Смерть секретарши (повести) - Борис Носик
Шрифт:
Интервал:
Закладка:
— Братец! Какие будут поручения? — крикнула она радостно.
Он хмыкнул. Подумал немного.
— Когда пойдешь, — сказал он, — принеси фелонь, который я оставил в Троаде у Карпа, и книги, особенно кожаные.
— Так… — сказала она осторожно. — А настроение?
— Все так же. Ераст остался в Коринфе, Трофима же я оставил больного в Милите. Сейчас я в Ужгороде…
— Ясно, — сказала она, — путешествие продолжается.
— Далеко ли до конца дороги? — начал он склочно.
— Далеко, — сказала она, — далеко. Всех нас переживешь. Путешествуй. Деньги я тебе вышлю. Сколько?

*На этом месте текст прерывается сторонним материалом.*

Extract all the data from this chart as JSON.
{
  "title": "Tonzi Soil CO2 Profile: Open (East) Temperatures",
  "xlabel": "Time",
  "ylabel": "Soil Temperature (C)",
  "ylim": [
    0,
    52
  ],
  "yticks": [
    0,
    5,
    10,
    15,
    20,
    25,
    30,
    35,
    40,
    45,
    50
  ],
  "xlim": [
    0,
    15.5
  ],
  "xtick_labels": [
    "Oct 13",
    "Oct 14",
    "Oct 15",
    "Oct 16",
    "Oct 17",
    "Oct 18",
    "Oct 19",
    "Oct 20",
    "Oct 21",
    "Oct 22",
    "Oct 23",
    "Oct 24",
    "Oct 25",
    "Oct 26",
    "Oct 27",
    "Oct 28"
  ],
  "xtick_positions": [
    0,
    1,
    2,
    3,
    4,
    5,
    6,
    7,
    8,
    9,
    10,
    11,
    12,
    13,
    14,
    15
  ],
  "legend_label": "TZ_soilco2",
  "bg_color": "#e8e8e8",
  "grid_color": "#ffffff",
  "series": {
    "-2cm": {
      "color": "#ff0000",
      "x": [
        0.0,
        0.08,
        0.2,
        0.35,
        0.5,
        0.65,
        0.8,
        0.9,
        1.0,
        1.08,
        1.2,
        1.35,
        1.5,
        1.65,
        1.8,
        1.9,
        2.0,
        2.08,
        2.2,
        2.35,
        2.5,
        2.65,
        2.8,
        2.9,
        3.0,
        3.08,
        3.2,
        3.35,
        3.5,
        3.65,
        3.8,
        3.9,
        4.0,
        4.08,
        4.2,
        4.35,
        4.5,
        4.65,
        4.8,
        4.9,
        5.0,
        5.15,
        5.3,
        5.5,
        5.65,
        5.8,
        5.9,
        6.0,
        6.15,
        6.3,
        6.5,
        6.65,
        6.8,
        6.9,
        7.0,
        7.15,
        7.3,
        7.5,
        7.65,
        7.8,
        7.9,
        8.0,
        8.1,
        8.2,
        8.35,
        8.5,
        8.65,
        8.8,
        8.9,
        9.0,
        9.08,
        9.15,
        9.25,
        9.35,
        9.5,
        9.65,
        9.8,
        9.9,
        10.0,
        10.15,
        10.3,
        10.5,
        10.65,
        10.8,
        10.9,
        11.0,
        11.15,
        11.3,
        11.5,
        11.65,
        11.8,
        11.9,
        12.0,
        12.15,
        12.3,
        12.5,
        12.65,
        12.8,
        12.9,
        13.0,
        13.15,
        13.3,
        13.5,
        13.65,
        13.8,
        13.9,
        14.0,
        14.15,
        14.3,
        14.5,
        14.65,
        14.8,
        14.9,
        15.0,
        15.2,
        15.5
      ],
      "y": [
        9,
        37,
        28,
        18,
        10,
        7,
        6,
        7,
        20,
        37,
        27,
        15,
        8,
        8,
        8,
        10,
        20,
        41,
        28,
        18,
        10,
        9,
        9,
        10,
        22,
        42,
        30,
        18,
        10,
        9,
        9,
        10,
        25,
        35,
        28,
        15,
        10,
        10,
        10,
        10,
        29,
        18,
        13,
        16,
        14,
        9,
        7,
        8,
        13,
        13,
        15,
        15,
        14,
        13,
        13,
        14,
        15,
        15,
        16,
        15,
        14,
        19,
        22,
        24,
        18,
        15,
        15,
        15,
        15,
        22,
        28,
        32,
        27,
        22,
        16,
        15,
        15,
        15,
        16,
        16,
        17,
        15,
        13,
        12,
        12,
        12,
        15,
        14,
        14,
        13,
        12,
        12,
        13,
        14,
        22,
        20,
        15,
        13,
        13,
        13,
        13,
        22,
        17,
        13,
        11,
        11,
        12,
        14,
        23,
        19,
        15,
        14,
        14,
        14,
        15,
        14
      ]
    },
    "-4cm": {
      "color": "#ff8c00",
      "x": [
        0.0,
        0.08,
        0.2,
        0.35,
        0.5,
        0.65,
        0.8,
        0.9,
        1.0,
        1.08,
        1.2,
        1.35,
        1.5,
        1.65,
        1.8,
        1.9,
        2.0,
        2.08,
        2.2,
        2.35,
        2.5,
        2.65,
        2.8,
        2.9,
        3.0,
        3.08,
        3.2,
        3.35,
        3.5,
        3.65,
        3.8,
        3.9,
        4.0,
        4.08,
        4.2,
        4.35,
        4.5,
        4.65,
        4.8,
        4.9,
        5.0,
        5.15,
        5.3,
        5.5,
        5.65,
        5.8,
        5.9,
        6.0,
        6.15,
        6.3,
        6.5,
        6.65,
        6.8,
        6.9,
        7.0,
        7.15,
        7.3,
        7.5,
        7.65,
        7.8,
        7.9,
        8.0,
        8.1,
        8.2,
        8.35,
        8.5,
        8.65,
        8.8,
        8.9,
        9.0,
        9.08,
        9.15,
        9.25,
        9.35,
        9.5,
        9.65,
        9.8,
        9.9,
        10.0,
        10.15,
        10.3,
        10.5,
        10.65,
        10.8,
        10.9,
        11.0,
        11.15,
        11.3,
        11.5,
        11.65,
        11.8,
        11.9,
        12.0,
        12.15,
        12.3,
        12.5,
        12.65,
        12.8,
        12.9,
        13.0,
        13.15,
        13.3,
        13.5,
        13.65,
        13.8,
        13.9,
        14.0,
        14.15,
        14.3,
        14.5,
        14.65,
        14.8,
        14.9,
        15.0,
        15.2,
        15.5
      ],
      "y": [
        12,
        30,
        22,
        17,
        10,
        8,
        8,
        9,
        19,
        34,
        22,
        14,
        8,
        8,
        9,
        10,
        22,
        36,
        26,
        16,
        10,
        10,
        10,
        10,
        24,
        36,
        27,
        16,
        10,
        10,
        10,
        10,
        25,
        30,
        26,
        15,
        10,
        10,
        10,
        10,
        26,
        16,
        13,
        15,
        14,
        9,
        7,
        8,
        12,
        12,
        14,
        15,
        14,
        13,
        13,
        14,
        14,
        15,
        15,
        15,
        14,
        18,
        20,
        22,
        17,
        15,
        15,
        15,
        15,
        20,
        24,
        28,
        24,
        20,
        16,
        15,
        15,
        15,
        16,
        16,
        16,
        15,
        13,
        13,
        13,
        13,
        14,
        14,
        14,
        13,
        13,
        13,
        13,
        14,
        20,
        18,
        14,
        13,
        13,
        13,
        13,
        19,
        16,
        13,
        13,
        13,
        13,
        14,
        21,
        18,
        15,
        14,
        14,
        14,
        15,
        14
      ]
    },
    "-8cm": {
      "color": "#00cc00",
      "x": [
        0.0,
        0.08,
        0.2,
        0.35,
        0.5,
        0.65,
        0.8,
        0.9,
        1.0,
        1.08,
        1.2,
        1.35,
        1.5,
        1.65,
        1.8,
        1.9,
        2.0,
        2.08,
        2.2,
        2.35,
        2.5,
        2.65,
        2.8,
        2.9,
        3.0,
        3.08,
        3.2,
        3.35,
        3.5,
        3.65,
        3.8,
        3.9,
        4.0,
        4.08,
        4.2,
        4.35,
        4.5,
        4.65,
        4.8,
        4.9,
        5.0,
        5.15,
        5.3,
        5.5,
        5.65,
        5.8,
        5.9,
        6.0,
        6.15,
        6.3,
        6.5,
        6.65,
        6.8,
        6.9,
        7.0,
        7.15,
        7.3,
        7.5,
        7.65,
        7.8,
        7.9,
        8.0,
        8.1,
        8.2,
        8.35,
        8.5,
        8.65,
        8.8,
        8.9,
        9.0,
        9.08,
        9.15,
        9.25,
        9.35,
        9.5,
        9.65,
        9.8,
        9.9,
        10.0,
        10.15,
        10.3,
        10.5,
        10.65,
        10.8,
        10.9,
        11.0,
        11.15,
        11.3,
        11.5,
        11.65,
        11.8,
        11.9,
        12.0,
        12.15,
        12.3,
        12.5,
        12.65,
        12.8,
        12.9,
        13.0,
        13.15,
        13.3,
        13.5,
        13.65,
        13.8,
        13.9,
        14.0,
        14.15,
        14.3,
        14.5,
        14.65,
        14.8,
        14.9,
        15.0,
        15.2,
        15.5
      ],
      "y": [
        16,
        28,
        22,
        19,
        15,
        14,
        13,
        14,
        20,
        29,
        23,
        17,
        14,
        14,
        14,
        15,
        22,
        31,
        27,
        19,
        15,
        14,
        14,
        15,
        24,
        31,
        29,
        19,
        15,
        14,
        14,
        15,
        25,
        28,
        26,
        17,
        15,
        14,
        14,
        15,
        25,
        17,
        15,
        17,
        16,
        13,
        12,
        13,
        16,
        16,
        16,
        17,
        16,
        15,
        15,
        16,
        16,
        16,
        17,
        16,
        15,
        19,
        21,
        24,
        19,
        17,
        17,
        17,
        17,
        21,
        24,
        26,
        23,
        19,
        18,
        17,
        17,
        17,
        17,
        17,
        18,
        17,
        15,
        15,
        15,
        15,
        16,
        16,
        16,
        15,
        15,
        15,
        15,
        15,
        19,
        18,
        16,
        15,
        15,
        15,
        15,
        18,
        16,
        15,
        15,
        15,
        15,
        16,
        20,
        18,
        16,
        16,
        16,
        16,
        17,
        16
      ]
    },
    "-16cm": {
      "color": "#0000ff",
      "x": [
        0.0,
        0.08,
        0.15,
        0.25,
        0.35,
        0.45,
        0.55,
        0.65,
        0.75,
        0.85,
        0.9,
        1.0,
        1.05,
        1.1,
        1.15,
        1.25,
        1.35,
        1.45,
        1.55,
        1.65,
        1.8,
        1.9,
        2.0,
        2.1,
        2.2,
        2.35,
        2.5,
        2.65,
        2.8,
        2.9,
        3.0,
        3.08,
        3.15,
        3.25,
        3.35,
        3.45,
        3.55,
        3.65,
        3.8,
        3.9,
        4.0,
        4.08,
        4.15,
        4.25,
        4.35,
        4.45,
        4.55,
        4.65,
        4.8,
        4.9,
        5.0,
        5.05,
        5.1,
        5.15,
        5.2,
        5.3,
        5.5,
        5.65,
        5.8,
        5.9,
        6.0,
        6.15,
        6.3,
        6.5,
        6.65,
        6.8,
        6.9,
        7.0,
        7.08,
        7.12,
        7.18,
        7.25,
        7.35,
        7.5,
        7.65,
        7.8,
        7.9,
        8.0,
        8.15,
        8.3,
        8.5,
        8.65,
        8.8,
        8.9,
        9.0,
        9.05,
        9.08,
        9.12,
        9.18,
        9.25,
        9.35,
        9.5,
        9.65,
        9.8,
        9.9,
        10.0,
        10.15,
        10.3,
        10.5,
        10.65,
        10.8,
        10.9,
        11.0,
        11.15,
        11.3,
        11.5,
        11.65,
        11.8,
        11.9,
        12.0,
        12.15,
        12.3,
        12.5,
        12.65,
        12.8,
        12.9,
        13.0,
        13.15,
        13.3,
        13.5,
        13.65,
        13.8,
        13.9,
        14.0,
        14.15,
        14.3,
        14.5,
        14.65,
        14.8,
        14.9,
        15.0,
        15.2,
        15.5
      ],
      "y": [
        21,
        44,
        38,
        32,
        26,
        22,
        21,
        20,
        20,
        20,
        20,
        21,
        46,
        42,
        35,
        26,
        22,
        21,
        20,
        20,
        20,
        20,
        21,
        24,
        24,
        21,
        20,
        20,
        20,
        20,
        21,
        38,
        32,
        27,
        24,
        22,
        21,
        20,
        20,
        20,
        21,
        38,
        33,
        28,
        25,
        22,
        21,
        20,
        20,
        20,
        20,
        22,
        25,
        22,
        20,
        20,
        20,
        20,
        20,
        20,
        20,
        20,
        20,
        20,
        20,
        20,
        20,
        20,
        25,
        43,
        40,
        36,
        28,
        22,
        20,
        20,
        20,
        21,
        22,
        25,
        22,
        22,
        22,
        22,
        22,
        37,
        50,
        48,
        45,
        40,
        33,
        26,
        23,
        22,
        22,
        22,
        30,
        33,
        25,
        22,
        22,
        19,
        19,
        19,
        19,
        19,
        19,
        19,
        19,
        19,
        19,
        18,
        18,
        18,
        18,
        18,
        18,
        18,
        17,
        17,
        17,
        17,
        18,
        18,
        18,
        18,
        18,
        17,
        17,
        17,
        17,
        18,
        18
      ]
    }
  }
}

— Умею жить и в скудости… — сказал он.
Все скамейки у переговорного заняли влюбленные. Русинов присел на краешке, погрустил. Очень хотелось позвонить сыну. Он сам был кругом виноват: в конце концов, это он выбрал генофонд для собственного сына. Он был виноват в своей нетерпимости. «И вы, отцы, не раздражайте детей ваших…» Детям труднее, чем нам. Вот ребе Кон это понимает. Понимают все, кроме осатанелых родителей. «Никто да не пренебрегает юностью твоею…» Пусть он пройдет без больших потерь эту юность-возмездие, мой сын. Старость все же отраднее.
Еще хотелось позвонить Машке в Ленинград. Но где ее искать? Она дала ему шесть ленинградских номеров.
— Все стремные, — сказала она.
Напрасно было бы искать по словарям это слово. Ее слова еще не вошли в словари. Напрасно было бы искать ее по этим номерам: она, верно, еще не добралась туда. А может, завела шесть новых. С кем она теперь — с культуристом, с культурником или с приверженцем культа сабиев — сидят босые у проточной воды? Может, она сменила работу. Лечит теперь в виварии мышей, искалеченных экспериментами? «Никто да не пренебрегает юностью твоей…»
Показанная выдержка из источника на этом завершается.